In order to fix problems of mind, like fixing problems in a car, it is absolutely prerequisite to understand how the thing operates. We must accept the brain as a physical machine and not as a magical conduit to/from a perfect infallible agency. Think for even a moment about the concept of "sin." If the Free Agent Ghost Hypothesis were correct, there would not be such a thing as sin, because the ghost would have the agency to decide not to sin. But we see daily examples of devoutly religious people sinning repeatedly, and they don't know why. "Oh the devil is tempting them!" Well then do we have free agency or don't we? No - observed human behaviour does not support the ghost hypothesis. Only the brain as a conditioned environmental modeling survival machine fits the data.

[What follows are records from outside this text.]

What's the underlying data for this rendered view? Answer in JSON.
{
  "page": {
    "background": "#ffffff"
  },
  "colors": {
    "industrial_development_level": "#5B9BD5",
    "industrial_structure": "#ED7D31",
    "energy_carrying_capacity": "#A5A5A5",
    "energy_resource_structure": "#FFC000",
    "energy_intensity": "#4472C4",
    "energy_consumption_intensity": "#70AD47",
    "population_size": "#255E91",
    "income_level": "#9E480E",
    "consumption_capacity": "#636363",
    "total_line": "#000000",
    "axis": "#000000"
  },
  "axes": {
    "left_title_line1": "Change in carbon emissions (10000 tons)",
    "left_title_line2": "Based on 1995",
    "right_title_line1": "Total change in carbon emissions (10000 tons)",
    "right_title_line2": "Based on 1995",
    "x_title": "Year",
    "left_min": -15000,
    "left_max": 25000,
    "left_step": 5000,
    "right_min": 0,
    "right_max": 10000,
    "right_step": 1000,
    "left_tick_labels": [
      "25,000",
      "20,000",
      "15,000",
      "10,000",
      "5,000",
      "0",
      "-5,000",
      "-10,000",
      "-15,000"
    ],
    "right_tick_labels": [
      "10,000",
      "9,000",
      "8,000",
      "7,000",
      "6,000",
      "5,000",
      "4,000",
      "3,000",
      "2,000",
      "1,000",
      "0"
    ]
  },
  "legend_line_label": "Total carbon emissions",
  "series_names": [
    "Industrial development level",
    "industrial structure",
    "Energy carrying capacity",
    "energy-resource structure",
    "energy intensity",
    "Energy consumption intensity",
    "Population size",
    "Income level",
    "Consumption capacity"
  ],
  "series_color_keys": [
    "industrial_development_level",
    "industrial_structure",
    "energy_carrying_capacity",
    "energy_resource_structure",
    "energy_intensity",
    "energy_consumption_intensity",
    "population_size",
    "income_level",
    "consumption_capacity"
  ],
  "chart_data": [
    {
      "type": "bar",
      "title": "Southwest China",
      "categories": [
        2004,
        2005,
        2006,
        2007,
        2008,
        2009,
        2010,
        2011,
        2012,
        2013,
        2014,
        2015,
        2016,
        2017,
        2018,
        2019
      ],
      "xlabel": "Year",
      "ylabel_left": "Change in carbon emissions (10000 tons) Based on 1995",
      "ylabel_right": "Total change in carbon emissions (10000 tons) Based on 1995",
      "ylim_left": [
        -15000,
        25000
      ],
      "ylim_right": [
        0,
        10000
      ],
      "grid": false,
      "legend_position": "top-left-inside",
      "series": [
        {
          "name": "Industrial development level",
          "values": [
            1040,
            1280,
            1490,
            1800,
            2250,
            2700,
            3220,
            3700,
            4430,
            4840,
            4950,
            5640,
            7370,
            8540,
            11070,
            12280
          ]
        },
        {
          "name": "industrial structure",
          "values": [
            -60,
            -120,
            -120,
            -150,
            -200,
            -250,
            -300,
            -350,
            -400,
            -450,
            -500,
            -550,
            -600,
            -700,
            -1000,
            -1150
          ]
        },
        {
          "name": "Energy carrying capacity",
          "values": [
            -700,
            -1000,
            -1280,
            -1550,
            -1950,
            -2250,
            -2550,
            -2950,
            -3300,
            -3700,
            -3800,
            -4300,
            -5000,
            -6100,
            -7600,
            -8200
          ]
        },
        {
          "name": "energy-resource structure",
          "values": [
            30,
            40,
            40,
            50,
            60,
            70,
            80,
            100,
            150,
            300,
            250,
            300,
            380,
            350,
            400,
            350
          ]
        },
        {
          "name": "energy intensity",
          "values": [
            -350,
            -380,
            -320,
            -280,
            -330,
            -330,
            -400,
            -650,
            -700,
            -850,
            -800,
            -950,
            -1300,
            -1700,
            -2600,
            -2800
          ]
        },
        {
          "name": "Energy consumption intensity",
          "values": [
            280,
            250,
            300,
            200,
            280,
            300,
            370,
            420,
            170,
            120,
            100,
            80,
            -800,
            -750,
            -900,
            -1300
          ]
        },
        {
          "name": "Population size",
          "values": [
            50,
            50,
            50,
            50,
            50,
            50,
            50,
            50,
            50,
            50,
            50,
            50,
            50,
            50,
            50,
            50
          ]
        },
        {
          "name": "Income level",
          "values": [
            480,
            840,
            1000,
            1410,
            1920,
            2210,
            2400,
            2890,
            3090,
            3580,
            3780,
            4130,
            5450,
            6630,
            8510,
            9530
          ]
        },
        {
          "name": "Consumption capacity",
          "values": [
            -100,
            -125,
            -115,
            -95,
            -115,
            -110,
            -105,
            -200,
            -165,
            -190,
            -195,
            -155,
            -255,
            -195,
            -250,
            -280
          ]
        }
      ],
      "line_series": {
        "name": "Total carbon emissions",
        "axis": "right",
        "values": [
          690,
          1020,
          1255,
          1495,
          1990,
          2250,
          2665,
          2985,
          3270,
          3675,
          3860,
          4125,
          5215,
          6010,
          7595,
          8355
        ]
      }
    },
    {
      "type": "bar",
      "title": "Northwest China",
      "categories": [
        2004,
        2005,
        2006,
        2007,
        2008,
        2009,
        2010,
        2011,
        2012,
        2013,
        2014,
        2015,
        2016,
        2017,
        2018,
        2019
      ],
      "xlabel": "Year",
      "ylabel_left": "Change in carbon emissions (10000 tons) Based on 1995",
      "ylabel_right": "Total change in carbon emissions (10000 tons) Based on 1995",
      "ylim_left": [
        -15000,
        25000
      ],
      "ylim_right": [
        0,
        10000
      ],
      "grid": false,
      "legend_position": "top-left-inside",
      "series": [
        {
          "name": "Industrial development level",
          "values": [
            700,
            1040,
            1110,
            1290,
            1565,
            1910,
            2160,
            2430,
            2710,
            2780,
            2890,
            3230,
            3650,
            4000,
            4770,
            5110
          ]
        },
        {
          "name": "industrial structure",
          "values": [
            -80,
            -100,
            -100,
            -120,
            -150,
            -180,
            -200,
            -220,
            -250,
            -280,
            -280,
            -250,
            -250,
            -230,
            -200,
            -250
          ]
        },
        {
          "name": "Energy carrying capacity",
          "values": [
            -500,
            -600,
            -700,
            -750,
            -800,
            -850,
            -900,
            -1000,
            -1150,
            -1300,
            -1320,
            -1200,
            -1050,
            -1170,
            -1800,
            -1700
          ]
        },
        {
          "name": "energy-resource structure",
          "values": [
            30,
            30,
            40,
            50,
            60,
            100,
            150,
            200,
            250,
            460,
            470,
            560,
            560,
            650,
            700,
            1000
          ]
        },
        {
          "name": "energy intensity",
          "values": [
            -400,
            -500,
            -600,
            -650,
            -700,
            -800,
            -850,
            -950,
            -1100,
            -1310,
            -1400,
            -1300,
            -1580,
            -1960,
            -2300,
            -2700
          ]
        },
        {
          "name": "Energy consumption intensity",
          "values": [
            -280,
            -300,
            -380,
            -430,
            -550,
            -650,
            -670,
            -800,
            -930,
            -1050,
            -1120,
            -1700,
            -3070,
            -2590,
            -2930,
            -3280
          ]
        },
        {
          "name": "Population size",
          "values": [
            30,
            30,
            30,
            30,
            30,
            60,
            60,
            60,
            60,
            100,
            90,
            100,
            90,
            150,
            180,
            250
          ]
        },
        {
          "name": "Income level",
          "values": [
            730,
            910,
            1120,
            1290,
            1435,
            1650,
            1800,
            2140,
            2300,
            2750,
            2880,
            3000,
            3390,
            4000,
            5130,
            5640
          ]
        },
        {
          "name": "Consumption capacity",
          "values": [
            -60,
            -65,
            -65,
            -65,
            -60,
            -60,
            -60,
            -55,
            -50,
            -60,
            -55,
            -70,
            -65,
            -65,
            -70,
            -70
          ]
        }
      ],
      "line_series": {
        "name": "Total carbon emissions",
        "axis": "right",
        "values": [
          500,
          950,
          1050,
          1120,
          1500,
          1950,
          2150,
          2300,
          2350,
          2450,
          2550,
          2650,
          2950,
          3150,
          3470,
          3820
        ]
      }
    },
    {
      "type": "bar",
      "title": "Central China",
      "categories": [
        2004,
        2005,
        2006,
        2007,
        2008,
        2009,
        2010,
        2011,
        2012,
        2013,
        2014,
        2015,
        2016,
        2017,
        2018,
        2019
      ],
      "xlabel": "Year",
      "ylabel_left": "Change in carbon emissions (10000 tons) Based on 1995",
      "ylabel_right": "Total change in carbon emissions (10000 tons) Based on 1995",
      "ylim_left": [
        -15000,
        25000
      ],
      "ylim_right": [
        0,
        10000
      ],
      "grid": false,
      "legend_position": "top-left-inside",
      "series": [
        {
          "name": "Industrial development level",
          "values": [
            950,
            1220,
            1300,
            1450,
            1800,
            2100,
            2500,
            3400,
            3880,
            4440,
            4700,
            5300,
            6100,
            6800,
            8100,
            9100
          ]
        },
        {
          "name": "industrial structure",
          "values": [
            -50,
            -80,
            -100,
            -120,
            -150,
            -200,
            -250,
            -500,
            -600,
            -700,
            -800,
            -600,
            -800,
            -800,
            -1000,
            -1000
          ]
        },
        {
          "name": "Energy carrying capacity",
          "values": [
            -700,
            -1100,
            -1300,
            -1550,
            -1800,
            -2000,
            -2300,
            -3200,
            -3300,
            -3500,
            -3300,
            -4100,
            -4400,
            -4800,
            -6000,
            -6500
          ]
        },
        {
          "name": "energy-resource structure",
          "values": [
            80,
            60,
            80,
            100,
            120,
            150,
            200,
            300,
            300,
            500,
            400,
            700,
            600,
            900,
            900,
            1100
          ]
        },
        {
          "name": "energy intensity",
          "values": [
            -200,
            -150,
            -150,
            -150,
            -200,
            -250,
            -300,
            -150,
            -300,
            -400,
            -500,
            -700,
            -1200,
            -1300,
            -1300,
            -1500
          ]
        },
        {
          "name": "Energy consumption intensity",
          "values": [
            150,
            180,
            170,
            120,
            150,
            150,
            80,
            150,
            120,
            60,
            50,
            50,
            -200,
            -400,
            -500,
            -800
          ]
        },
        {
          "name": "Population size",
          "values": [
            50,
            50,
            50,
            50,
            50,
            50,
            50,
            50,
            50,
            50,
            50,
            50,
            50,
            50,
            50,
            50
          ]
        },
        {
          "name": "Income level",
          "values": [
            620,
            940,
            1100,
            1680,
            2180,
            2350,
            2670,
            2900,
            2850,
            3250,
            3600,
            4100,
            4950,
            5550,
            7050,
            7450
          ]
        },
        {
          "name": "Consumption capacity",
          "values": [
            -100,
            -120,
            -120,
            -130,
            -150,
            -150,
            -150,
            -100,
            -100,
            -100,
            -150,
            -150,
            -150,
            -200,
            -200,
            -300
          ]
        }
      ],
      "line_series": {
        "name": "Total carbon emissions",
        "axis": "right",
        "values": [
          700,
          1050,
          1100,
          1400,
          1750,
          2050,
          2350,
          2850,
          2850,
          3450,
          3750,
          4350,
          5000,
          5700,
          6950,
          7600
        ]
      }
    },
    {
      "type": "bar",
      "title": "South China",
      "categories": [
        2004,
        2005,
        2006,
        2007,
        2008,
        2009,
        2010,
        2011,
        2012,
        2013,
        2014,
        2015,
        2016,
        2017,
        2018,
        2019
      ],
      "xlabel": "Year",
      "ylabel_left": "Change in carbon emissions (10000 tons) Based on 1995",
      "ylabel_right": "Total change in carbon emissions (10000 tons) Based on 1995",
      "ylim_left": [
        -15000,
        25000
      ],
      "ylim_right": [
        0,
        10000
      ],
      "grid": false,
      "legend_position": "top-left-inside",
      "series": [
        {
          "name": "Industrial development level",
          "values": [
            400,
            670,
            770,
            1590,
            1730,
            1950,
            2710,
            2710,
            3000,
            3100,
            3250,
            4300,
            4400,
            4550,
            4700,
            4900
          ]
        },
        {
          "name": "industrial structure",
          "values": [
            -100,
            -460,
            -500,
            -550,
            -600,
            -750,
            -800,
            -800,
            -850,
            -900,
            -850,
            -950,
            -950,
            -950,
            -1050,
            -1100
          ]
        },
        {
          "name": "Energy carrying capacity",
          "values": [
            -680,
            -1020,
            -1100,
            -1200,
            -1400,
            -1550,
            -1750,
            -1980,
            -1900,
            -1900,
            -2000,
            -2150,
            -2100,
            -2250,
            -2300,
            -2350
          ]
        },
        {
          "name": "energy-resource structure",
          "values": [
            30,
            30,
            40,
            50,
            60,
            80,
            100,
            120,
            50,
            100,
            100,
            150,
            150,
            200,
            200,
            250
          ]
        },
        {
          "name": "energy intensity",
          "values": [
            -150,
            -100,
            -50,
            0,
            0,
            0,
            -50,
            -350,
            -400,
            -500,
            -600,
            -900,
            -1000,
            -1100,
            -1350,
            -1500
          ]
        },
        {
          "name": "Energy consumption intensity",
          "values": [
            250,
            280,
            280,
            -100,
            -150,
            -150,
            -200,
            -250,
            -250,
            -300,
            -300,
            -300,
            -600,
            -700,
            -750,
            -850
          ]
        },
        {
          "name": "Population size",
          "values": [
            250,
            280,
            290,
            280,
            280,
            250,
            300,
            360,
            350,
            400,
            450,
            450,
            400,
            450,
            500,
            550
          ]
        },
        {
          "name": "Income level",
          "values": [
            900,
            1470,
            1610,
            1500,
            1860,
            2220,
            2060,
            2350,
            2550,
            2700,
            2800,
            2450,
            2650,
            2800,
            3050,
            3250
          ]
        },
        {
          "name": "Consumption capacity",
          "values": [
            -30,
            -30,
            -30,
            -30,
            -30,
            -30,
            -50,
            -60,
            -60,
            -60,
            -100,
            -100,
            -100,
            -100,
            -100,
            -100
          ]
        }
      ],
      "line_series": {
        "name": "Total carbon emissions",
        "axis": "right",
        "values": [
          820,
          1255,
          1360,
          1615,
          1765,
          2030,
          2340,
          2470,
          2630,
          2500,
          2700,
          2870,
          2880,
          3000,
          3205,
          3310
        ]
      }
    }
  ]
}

When I learned how to operate the brain, I discovered free agency for the first time and "sin" in my life as a devoutly religious man simply vanished. Shortly thereafter, without sin I found I no longer experienced guilt. Without guilt, religion was somehow just not as important as it used to be. When I didn't need religion to be true anymore, both socially and personally, the motivated reasoning fell, and within weeks the apparent logical cohesion of my religious beliefs had vanished into thin air, exposing the many negative and harmful aspects of it as well as all the logical inconsistencies and factual inaccuracies of it. Without religion, being a happy, good, and decent person is easier than ever and life has far more meaning and wonder. But religions teach that people like me are sinful and are lying about not believing in order to not face my sins. Religion does itself no favour by employing such demonstrably, provably dishonest troll tactics.

Does it matter to me that everybody who was ever a part of my life and who is still religious assumes I must be engaged in some vile sinful acts as the only possible explanation for why I am no longer religious?  I could experience that feeling if I wanted to, but I choose not to use my brain in that way.  Got better things to do with my neurons.